Stylistically, Burns is power-power-power, but two additional attributes make him fun to watch. The first is he positively effervesces with energy on the mound.
If you love watching pitchers who know how cool they are, this is your guy. In between 100-mph fastballs, Burns stomps and skips and twirls around like half of Johnny Cueto. After a big strikeout, he’ll… I don’t want to use terminology like “dance” or “pump his fist” because it looks more like he’s being electrocuted.
It’s contagious.
And that plays into his delivery, which is arguably a weakness because it’s so high-effort. I’ll compare Burns to Skenes again here. Watching Skenes pitch is like watching a bear throw a Wiffle ball. He is obviously electrifying to watch, and he’s not above pounding his glove or pirouetting when he’s feeling especially vivacious. But mostly, Skenes makes his job look way easier than it is.
Burns, by contrast, looks much smaller than his listed 6-foot-3, 210-pound dimensions. He’s got spindly, active limbs that blur in motion.

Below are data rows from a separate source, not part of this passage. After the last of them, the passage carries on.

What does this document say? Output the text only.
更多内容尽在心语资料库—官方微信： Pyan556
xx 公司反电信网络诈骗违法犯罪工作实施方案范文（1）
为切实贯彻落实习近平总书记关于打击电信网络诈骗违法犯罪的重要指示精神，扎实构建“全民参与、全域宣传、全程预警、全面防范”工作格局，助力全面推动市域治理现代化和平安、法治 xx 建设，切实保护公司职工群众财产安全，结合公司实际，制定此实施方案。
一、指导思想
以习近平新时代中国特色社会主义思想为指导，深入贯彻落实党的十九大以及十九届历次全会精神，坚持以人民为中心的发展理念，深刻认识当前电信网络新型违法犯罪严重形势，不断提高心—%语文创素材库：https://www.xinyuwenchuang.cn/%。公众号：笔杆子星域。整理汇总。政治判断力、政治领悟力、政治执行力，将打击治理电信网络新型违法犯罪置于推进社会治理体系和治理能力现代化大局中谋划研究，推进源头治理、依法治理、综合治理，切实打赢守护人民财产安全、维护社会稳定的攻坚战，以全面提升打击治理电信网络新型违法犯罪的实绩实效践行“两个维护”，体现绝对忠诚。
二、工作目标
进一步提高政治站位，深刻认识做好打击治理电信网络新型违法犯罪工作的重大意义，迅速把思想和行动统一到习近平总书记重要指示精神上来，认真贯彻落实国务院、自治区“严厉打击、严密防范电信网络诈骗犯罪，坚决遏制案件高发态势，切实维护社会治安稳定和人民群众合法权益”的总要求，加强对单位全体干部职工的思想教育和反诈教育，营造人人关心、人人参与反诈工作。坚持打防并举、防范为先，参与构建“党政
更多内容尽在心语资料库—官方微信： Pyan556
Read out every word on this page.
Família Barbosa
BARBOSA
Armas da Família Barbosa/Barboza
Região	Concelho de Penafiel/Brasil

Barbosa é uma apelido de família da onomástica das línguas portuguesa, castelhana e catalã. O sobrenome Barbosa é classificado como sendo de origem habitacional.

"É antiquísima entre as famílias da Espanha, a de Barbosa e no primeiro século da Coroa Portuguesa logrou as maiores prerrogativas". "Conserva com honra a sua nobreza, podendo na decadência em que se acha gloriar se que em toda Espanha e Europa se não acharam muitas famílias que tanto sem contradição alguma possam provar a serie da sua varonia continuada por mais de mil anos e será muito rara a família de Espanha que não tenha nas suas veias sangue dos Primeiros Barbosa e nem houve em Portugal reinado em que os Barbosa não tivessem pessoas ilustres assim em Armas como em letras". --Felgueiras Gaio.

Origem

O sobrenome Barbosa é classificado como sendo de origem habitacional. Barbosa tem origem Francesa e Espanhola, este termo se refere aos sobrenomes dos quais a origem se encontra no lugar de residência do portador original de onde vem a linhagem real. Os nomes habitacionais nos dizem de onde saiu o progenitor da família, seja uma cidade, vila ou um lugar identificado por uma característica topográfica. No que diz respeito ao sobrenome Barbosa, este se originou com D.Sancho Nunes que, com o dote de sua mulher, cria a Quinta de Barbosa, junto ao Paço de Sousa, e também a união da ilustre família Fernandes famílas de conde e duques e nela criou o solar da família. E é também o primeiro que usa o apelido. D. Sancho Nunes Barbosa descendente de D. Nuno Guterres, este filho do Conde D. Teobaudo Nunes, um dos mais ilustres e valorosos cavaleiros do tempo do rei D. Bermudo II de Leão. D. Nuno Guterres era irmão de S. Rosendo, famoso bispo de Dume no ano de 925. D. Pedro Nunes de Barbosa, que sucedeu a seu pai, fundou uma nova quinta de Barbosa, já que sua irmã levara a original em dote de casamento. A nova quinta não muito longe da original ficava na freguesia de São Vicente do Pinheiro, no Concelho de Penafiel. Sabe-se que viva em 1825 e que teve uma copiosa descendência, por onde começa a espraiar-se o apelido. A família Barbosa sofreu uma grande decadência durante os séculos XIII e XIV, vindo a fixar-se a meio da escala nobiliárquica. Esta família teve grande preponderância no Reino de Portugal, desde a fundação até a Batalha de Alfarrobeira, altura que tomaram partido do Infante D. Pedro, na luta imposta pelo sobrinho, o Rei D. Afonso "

His whirlwind throwing motion is so intense it led to concerns among some scouts that he’d end up in the bullpen long-term. But where Skenes is languid and ursine, Burns is pliant and bouncy. He’s a big guy who moves with the explosiveness and fluidity of a little guy.
And what movement it is. After throwing 100 innings for Wake last year, Burns didn’t make his professional debut until this April. And in the space of 13 starts over 11 weeks, he’s stretched out into pitch counts in the high 80s, traversed three minor league levels, and logged 89 strikeouts in 66 innings while holding opponents to a .167/.211/.263 batting line.
Only two of those starts — the last two, at Triple-A — were tracked by Statcast, but what little data there is beggars belief. Burns’ average fastball velocity (97.8 mph) would be the second highest of any qualified starter in the majors, after Skenes. The movement on his four-seamer is somewhere between Hunter Brown’s and Dylan Cease’s. Both of his breaking balls (slider and curve) generated 50% whiff rates in Triple-A.
I don’t know if Burns is fully formed, or if he’s even fully ready for the majors. As high as I am on him as a prospect, I have serious doubts in both respects. What I do know is this: In 13 starts, he learned everything minor league hitters could teach him. Nobody down there can challenge him.
So it’s on to the majors, against the Yankees, no less. Opposing Burns in his first major league start? Rodón, of all people, who has more decisions this season than Burns has professional appearances in his entire life. I can’t wait.